Entertainment

SPEED YOUR WAY TO REVIVAL OF MAMET’S ‘PLOW’

WHEN Hollywood meets Broadway, sparks fly and Tinseltown’s incinerated – especially if the flamethrower is David Mamet.

So it is with “Speed-the-Plow.” Now, 20 years after its premiere – in which Madonna took much of the initial limelight – the beautifully played revival that opened last night establishes the play as a modern classic.

The cast – Jeremy Piven as a freshly anointed Hollywood producer, Bobby Gould; Raul Esparza as Charlie Fox, Bobby’s best friend, mailroom buddy and underling; and Elisabeth Moss, Bobby’s new temp – are all superb, but this time around, it’s Neil Pepe’s smooth-as-silk direction and the play itself that hold the stage.

Charlie has been offered a “buddy” movie complete with a superstar lead and brings it, like a friendly terrier, to Bobby.

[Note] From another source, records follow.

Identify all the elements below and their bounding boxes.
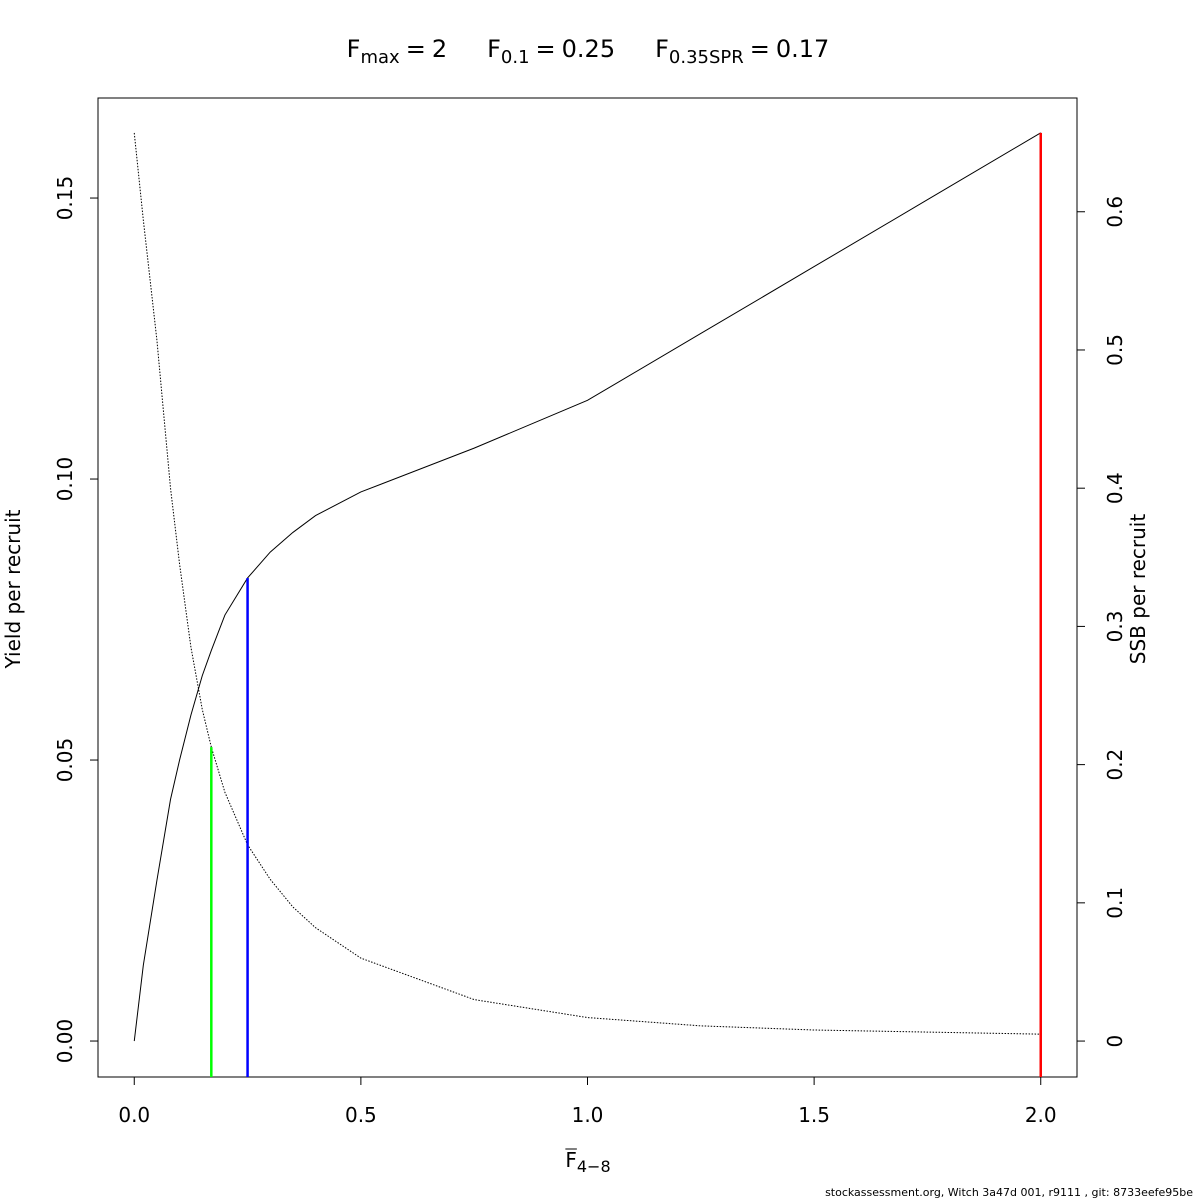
title-relation: = xyxy=(750,35,770,63)
series-line xyxy=(133,132,1041,1042)
y2-tick-label: 0.6 xyxy=(1103,196,1127,228)
x-axis-label: F4−8 xyxy=(565,1148,611,1176)
series-line xyxy=(133,132,1041,1035)
plot-frame xyxy=(97,97,1078,1078)
y2-tick-label: 0.1 xyxy=(1103,887,1127,919)
title-symbol: F xyxy=(655,35,669,63)
title-subscript: 0.1 xyxy=(501,47,530,68)
title-value: 0.25 xyxy=(562,35,615,63)
y2-axis-label: SSB per recruit xyxy=(1126,514,1150,665)
y2-tick-label: 0.4 xyxy=(1103,472,1127,504)
x-tick-label: 0.0 xyxy=(118,1103,150,1127)
title-relation: = xyxy=(536,35,556,63)
title-symbol: F xyxy=(487,35,501,63)
x-label-subscript: 4−8 xyxy=(577,1157,611,1176)
title-value: 0.17 xyxy=(776,35,829,63)
x-tick-label: 2.0 xyxy=(1025,1103,1057,1127)
x-tick-label: 1.5 xyxy=(798,1103,830,1127)
y-tick-label: 0.15 xyxy=(53,176,77,221)
x-label-symbol: F xyxy=(565,1148,577,1172)
x-tick-label: 0.5 xyxy=(345,1103,377,1127)
y2-tick-label: 0 xyxy=(1103,1035,1127,1048)
y-tick-label: 0.00 xyxy=(53,1019,77,1064)
y2-tick-label: 0.3 xyxy=(1103,611,1127,643)
y-axis-label: Yield per recruit xyxy=(1,509,25,669)
footer: stockassessment.org, Witch 3a47d 001, r9… xyxy=(825,1186,1193,1199)
y2-tick-label: 0.2 xyxy=(1103,749,1127,781)
y-tick-label: 0.10 xyxy=(53,457,77,502)
title-relation: = xyxy=(406,35,426,63)
title-value: 2 xyxy=(432,35,447,63)
title-text: Fmax = 2 F0.1 = 0.25 F0.35SPR = 0.17 xyxy=(347,35,830,68)
y-tick-label: 0.05 xyxy=(53,738,77,783)
x-label-text: F4−8 xyxy=(565,1148,610,1176)
title-symbol: F xyxy=(347,35,361,63)
y2-tick-label: 0.5 xyxy=(1103,334,1127,366)
x-tick-label: 1.0 xyxy=(572,1103,604,1127)
title: Fmax = 2 F0.1 = 0.25 F0.35SPR = 0.17 xyxy=(347,35,830,68)
title-subscript: max xyxy=(360,47,400,68)
title-subscript: 0.35SPR xyxy=(669,47,744,68)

The two plan a future full of riches based on selling surefire schlock.

Enter Karen, Bobby’s new secretary, all wide-eyed freshness and, as she herself points out, naivete.

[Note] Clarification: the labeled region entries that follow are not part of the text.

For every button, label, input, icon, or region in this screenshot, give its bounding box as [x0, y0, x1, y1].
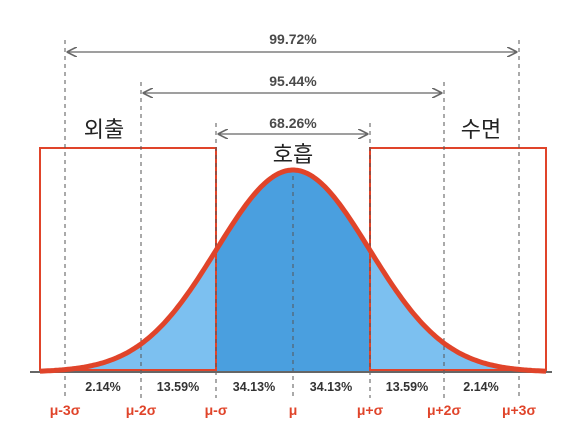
- region-percentages: 2.14% 13.59% 34.13% 34.13% 13.59% 2.14%: [85, 380, 498, 394]
- left-zone-label: 외출: [84, 118, 124, 143]
- region-percentage-2: 13.59%: [157, 380, 199, 394]
- sigma-tick-5: μ+σ: [357, 402, 384, 418]
- center-zone-label: 호흡: [273, 143, 313, 168]
- sigma-tick-2: μ-2σ: [126, 402, 157, 418]
- sigma-tick-3: μ-σ: [205, 402, 228, 418]
- right-zone-label: 수면: [461, 118, 501, 143]
- sigma-tick-4: μ: [289, 402, 298, 418]
- sigma-tick-6: μ+2σ: [427, 402, 462, 418]
- three-sigma-label: 99.72%: [269, 31, 317, 47]
- sigma-tick-1: μ-3σ: [50, 402, 81, 418]
- two-sigma-label: 95.44%: [269, 73, 317, 89]
- region-percentage-3: 34.13%: [233, 380, 275, 394]
- region-percentage-4: 34.13%: [310, 380, 352, 394]
- one-sigma-label: 68.26%: [269, 115, 317, 131]
- sigma-tick-7: μ+3σ: [502, 402, 537, 418]
- region-percentage-1: 2.14%: [85, 380, 120, 394]
- bell-curve: [39, 167, 547, 374]
- sigma-tick-labels: μ-3σ μ-2σ μ-σ μ μ+σ μ+2σ μ+3σ: [50, 402, 537, 418]
- inner-area-fill: [216, 170, 370, 372]
- region-percentage-6: 2.14%: [463, 380, 498, 394]
- region-percentage-5: 13.59%: [386, 380, 428, 394]
- sigma-guide-lines: [64, 40, 520, 398]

She fascinates Bobby, who gives her a book – a rather pompous one on radiation, God and death – and invites her to report on it later that night, at his house. She does. The next morning, it’s the radiation film Bobby plans to green-light, rather than Charlie’s sure thing.

Not surprisingly, Charlie – who sees his big break disappear – goes berserk, and a newly tougher Karen enters the fray.

Pepe’s direction and Scott Pask’s set, abetted by Brian MacDevitt’s lighting, are spot-on slick for Mamet, holding up the mirror at just the right angle to a twisted society.

The performances catch the play on the wind. Piven (of TV’s “Entourage”) finds the burnt-out hollows beneath an overpromoted hack executive, while the always amazing Esparza is the pushy underdog, all rapid-fire action and virtuosic language.

Finally, there’s the elegant Moss (the sveltely conniving Peggy Olson from “Mad Men”), slithering through the play’s undergrowth like a grass snake.

Twenty years ago, I thought no cast could match the original trio of Joe Mantegna, Ron Silver and (what a surprise she could stand still, let alone act) Madonna.

I was wrong. For its acting alone, this new “Speed-the-Plow” is a must-see.

SPEED-THE-PLOW

Ethel Barrymore Theatre, 243 W. 47th St.; 212-239-6200.